Nazmiye Ablamin
Anisi..
MURADIYE EVLERI
ATATURK'UN ELININ DEGDIGI EV..
Kucuk bir cocukken babaannemin bana anlattigi bir oyku var. Ben bu oykuyu daha sonraki yillarda her paylastigimda “Benim aileme Ataturk’un eli degdi” diyerek basliyorum.
1930’lu yillarin basi olsa gerek.Babaannem,dedem,babam ve amcalarimla Bursa’nin Muradiye semtinde mubadeleyle gelip yerlesmis ve yasiyorlarmis. Dedeme mahalledeki bos Rum evlerini gosterip teklif ettikleri halde buyuk tas binalardan urken babaannem ayni sokaktaki iki katli kucucuk bir evi secmis..Ben bu evleri cocuklugumda cok kez gidip ziyaret ettim.Cunku babaannem komsularini her ziyaretinde beni de yaninda gotururdu.
O yillarda dedem Muradiye’deki bir dokuma fabrikasinda gece bekciligi yapmaktaymis. Cok soguk diz boyu karli bir kis mevsiminde Bursa hapishanesinden toplu bir firar olayi yasanmis.Devletin o yillarda yeterli asker ve polisi yokmus ki cevrede eli silah tutan tum bekcileri gorevlendirmisler..Dedem de arkadaslariyla gunlerce kar icndeki Bursa ovasinda mahkum kovalamis. Fakat sagligi hizla bozulmus ve zaturree olup kisa surede de vefat etmis.
Babaannem dort kucuk ogluyla yalniz kalivermis. Babam ve amcalarim kucucuk yaslarinda mahalle firinindan simit alarak satmaya ve anneye destek olmaya baslamislar.Babaannem terzi idi.O da el makinasiyla dikis dikerek cocuklarina bakmaya baslamis.
Aradan zaman gecipte kucuk ve guvenli diye sectigi eski ev yurudukce gicirdamaya ve sallanmaya baslamis.Uzun sure dayanan babaannem sonunda yikilacagindan korktugu icin oturmus ve Ankara’daki Mustafa Kemal Pasa’sina bir mektup yazmis.
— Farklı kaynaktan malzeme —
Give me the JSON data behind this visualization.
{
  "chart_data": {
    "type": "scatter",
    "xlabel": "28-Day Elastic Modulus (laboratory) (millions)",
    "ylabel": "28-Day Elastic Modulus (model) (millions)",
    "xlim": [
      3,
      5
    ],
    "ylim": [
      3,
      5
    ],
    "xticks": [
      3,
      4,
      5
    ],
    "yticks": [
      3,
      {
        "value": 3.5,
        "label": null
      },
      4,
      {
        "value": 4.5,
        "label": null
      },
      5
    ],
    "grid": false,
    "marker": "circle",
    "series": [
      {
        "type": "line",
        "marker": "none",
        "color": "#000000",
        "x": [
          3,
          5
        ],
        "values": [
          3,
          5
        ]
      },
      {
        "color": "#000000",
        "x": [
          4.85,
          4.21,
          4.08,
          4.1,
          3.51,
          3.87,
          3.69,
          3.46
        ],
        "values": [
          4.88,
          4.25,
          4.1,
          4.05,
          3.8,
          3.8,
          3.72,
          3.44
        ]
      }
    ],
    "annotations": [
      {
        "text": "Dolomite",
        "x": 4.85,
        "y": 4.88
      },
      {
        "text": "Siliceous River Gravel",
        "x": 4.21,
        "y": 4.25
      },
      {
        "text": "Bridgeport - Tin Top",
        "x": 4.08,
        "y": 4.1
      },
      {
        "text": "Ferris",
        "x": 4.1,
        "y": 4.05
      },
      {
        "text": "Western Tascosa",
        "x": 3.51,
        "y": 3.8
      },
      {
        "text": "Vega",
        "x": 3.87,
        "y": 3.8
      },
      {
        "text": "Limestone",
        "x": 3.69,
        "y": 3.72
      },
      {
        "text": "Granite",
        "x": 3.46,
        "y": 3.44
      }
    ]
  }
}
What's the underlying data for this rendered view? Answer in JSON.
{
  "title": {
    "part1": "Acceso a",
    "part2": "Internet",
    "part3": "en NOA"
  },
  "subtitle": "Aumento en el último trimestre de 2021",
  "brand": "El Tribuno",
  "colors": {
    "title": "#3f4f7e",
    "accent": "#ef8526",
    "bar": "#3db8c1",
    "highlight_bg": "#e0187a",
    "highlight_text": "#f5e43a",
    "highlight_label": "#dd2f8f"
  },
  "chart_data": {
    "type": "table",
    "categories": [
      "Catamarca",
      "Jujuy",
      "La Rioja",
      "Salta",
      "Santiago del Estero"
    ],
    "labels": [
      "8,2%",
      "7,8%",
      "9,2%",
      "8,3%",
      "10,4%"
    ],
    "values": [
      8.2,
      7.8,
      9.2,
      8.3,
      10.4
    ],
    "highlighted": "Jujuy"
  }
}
Babaannem Selanik gocmeniydi ve Mustafa Kemal’in annesine yakin otururlarmis. Kuzenleri Makbule Atadan’la birirbirlerine ornekler verip alirlarmis. Babaannem Selanik’te ortaokul mezunuydu.Mektubunda Ataturk’ume kendini tanitmis,Kisa hayat oykusunu yazarak evi icin cocuklari adina cok endiselendigini soylemis.Yardim istemis.
Babaannem mektubuna cevap alamadigini ve olayi unutmaya basladigini soylerdi ki bir gun kapisi hizli hizli calinmis. Kapiyi acinca iki yabanci adamla karsilasmis. Onlar:’Siz Adile Hanim’misiniz” diye sormuslar.Babaannem:’Evet” deyince de kendilerini tanitmislar. “ Hanim, bizi Ankara’dan Mustafa Kemal Pasa gonderdi.Size yardima geldik.” demisler.
Babaannem “O zaman ellerindeki zembilleri ve icindeki alet edavati gordum.” derdi. Babaannem onlari iceri buyur etmis. Oturup konusmuslar. Ev iki katliydi.Alt katta odunluk ve bir kucuk mutfak, ustte iki oda ve sofa vardi. Babaanneme cocuklariyla baska bir yerde kisa sureligine kalmayi teklif etmisler. “Evi birakamam” sozu uzerine:”O zaman sizi alt kata alacagiz.Once ust kati yenileyecegiz” demisler. Malzemeler gelmis.calismalar baslamis.Babaannem evden cikmadan alt kattaki odunluktan bozma yerde kalmaya baslamis. Ust kattaki cati ve tum odalar, kirisler degistirip yenilenmis. Sonra onlari ust kata alip alttaki mutfagi ve odunluk olan yerdeki odayi yenilemisler. O ahsap ev tamamen yeni lenmis. Isleri biten ustalar:”Bizim isimiz bitti. Allahaismarladik” deyip ayrilmislar.
Uzun yillar orada oturan babaannem evini satip Gemlik’e tasinmis.Muradiye’deki evin cevresi su an tarihi doku olarak korundugu icin evimiz hala yasiyor.bazen oraya gidip evi gorurum. Bir kez de yegenimle gidip oturanlardan izin alarak iceri girdik ve evin icini de gorduk.
Disaridan bakildiginda diger evlerin yaninda hic bir mimari ozelligi olmayan bu evi gorenler nereden bilsinler ki bu eve ATATURK’UMUN ELI DEGDI Nazmiye Angunes.